About Joe Hellerstein

Joseph M. Hellerstein is a Chief Strategy Officer at Trifacta and Chancellor's Professor of Computer Science at UC Berkeley. His work focuses on data-centric systems and the way they drive computing. He is an ACM Fellow, an Alfred P. Sloan Fellow and the recipient of three ACM-SIGMOD Test of Time awards for his research. He has been listed by Fortune Magazine among the 50 smartest people in technology, and MIT Technology Review included his work on their TR10 list of the 10 technologies most likely to change our world.

If You Don't Have Anything Nice to Say, Please Say Something: Increasing Honesty in Airbnb Reviews
Dave Holtz

Reviews and reputation scores are increasingly important for decision-making, especially in the case of online marketplaces. Sixty-eight percent of respondents in a 2013 Nielsen survey said that they trusted consumer opinions posted online. However, online reviews may not provide an accurate depiction of the characteristics of a product, either because many people do not leave reviews or because some reviewers omit salient information. We study the causes and magnitude of bias in online reviews by using large-scale field experiments that change the incentives of buyers and sellers to honestly review each other.

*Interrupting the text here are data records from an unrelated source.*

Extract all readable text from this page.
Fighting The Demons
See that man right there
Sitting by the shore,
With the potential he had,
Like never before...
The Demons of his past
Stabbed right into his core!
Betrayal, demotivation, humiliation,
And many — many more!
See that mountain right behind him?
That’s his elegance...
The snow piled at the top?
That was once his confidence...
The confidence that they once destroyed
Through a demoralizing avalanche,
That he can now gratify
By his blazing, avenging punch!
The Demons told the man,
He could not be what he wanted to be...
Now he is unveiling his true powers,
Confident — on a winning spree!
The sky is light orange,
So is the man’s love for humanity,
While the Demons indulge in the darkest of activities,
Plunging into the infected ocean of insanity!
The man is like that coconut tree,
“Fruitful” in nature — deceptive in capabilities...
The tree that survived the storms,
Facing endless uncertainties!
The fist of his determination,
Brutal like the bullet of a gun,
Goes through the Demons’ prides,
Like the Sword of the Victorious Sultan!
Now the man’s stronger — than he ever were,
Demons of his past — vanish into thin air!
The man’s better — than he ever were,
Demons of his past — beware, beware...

Our setting is Airbnb, a prominent online marketplace for accommodations where guests (buyers) stay in the properties of hosts (sellers). Reputation is particularly important for transactions on Airbnb because guests and hosts interact in person, often in the primary home of the host. Guests must trust that hosts have accurately represented their property on the website, while hosts must trust that guests will be clean, rule abiding, and respectful.

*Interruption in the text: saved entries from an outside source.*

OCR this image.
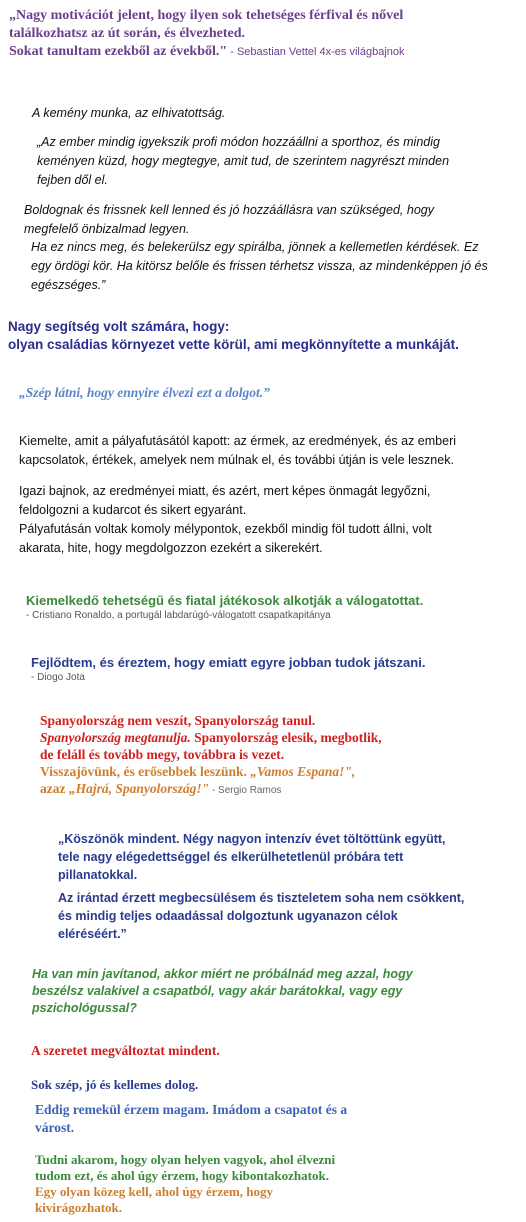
„Nagy motivációt jelent, hogy ilyen sok tehetséges férfival és nővel
találkozhatsz az út során, és élvezheted.
Sokat tanultam ezekből az évekből." - Sebastian Vettel 4x-es világbajnok
A kemény munka, az elhivatottság.
„Az ember mindig igyekszik profi módon hozzáállni a sporthoz, és mindig
keményen küzd, hogy megtegye, amit tud, de szerintem nagyrészt minden
fejben dől el.
Boldognak és frissnek kell lenned és jó hozzáállásra van szükséged, hogy
megfelelő önbizalmad legyen.
Ha ez nincs meg, és belekerülsz egy spirálba, jönnek a kellemetlen kérdések. Ez
egy ördögi kör. Ha kitörsz belőle és frissen térhetsz vissza, az mindenképpen jó és
egészséges.”
Nagy segítség volt számára, hogy:
olyan családias környezet vette körül, ami megkönnyítette a munkáját.
„Szép látni, hogy ennyire élvezi ezt a dolgot.”
Kiemelte, amit a pályafutásától kapott: az érmek, az eredmények, és az emberi
kapcsolatok, értékek, amelyek nem múlnak el, és további útján is vele lesznek.
Igazi bajnok, az eredményei miatt, és azért, mert képes önmagát legyőzni,
feldolgozni a kudarcot és sikert egyaránt.
Pályafutásán voltak komoly mélypontok, ezekből mindig föl tudott állni, volt
akarata, hite, hogy megdolgozzon ezekért a sikerekért.
Kiemelkedő tehetségű és fiatal játékosok alkotják a válogatottat.
- Cristiano Ronaldo, a portugál labdarúgó-válogatott csapatkapitánya
Fejlődtem, és éreztem, hogy emiatt egyre jobban tudok játszani.
- Diogo Jota
Spanyolország nem veszít, Spanyolország tanul.
Spanyolország megtanulja. Spanyolország elesik, megbotlik,
de feláll és tovább megy, továbbra is vezet.
Visszajövünk, és erősebbek leszünk. „Vamos Espana!",
azaz „Hajrá, Spanyolország!" - Sergio Ramos
„Köszönök mindent. Négy nagyon intenzív évet töltöttünk együtt,
tele nagy elégedettséggel és elkerülhetetlenül próbára tett
pillanatokkal.
Az irántad érzett megbecsülésem és tiszteletem soha nem csökkent,
és mindig teljes odaadással dolgoztunk ugyanazon célok
eléréséért.”
Ha van min javítanod, akkor miért ne próbálnád meg azzal, hogy
beszélsz valakivel a csapatból, vagy akár barátokkal, vagy egy
pszichológussal?
A szeretet megváltoztat mindent.
Sok szép, jó és kellemes dolog.
Eddig remekül érzem magam. Imádom a csapatot és a
várost.
Tudni akarom, hogy olyan helyen vagyok, ahol élvezni
tudom ezt, és ahol úgy érzem, hogy kibontakozhatok.
Egy olyan közeg kell, ahol úgy érzem, hogy
kivirágozhatok.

We find that there are two mechanisms by which we lose information in the review system: first, guests and hosts with worse experiences are less likely to leave reviews and, second, guests omit negative feedback from publicly displayed reviews. The fear of a retaliatory review plays a comparatively minor role for public reviews. We find that by simultaneously revealing the contents of the guest and host reviews and offering increased incentivize to guests unlikely to leave a review, we are able to decrease the bias in reviews and create a more informative review system.


About Dave Holtz

Dave Holtz is a data scientist at Airbnb focusing on online reputation and pricing. Previously, he worked as a data science engineer at Yub (acquired by and as a data scientist and Product Manager at TrialPay. He is the instructor for Udacity's Introduction to Data Science course.

Dave holds an MA in Physics from The Johns Hopkins University, and a Bachelor's degree in Physics and Theater from Princeton. In addition to data science, Dave is passionate about cosmology, smart cities, music, theater, and improv comedy.